If you are studying beyond introductory chemistry, you may also encounter the idea that not every hydroxide-containing compound behaves as an ideal strong base under all conditions. But for Ba(OH)2 in standard classroom stoichiometric pH problems, complete dissociation is the right model.
Quick mental check for the final answer
Here is a fast way to sanity-check the answer without doing the entire calculation from scratch:
- 0.0048 M Ba(OH)2 gives about 0.01 M OH– because of the factor of 2.
- A 0.01 M OH– solution has pOH about 2.
- If pOH is about 2, then pH is about 12.
So any answer near 12 is plausible. An answer near 10 or near 14 should immediately look suspicious. This type of estimate is useful on tests because it helps you catch calculator slips.

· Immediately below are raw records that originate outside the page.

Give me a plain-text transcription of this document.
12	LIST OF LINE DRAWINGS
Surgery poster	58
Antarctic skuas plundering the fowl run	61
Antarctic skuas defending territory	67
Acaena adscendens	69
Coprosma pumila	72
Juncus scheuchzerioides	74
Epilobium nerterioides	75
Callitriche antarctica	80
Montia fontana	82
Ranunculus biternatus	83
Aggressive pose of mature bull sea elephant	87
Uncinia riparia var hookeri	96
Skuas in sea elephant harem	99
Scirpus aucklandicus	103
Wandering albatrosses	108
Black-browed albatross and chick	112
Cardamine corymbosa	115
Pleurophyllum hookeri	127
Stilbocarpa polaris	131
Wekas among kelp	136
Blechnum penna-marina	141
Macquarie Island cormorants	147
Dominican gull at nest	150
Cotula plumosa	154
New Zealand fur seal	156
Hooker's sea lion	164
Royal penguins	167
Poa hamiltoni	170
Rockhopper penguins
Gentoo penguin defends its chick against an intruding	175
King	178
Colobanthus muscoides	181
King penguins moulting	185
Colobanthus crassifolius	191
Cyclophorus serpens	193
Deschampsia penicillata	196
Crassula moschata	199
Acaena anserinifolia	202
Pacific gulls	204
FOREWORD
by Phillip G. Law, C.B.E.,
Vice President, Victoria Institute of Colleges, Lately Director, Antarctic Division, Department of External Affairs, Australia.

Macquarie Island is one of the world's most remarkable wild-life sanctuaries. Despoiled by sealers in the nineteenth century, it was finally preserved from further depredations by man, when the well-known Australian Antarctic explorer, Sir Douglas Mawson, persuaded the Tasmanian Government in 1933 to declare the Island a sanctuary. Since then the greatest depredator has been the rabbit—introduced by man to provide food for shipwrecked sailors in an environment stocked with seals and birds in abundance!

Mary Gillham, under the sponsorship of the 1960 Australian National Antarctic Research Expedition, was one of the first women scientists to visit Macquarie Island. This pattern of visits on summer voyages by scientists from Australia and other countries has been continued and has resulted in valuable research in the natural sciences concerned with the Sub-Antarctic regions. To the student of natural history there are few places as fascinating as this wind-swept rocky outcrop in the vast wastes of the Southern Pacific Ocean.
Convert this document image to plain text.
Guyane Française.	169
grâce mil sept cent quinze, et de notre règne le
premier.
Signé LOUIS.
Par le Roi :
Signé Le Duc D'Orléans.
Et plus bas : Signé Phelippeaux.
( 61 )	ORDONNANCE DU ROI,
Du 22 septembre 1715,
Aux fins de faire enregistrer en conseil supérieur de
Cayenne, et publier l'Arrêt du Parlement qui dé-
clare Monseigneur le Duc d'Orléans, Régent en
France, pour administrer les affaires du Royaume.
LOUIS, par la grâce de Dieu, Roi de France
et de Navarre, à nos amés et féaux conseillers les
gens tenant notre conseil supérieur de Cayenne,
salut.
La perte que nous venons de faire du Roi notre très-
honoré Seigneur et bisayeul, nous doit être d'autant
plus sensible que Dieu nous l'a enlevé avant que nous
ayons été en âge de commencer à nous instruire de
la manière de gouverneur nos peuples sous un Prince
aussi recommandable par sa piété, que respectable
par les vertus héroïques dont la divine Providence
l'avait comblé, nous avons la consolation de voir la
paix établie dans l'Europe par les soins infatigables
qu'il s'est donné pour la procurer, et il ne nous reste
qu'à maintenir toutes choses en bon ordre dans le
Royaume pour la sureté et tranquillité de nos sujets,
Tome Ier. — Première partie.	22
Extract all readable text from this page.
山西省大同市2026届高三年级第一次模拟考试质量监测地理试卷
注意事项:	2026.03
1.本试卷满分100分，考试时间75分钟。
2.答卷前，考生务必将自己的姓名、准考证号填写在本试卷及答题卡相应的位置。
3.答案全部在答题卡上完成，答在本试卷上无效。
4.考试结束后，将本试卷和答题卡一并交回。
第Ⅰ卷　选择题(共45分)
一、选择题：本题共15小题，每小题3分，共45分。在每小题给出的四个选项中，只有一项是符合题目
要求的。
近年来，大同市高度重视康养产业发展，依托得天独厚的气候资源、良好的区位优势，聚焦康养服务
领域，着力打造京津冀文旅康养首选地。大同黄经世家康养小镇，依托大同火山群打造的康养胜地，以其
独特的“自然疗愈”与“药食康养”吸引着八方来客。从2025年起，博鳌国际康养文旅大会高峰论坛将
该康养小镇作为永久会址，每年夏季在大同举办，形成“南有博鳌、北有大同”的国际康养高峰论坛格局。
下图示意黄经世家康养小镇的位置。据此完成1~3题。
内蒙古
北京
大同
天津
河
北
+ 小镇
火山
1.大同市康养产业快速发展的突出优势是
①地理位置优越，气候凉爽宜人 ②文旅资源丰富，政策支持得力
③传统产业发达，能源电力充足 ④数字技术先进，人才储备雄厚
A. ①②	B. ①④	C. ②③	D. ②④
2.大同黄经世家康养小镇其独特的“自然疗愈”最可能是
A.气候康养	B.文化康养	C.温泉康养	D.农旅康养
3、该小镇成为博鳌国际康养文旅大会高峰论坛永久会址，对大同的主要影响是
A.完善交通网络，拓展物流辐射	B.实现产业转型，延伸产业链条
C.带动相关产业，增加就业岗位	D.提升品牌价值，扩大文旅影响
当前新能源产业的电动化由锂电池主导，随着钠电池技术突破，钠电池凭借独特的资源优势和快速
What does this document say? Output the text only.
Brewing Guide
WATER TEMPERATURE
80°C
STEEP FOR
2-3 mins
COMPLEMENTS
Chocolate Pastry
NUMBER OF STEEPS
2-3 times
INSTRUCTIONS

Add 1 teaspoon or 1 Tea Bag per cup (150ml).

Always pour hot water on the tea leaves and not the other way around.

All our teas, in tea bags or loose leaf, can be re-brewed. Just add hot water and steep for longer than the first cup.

Authoritative references for pH concepts
For additional reading on pH, water chemistry, and acid-base fundamentals, review these trusted public resources:
Bottom line
To calculate the pH of 0.0048 M Ba(OH)2, multiply the base molarity by 2 to get [OH–] = 0.0096 M, find pOH = 2.0177, and subtract from 14. The final result is pH = 11.98 at 25 C. If you remember that Ba(OH)2 releases two hydroxide ions, the rest of the solution becomes straightforward.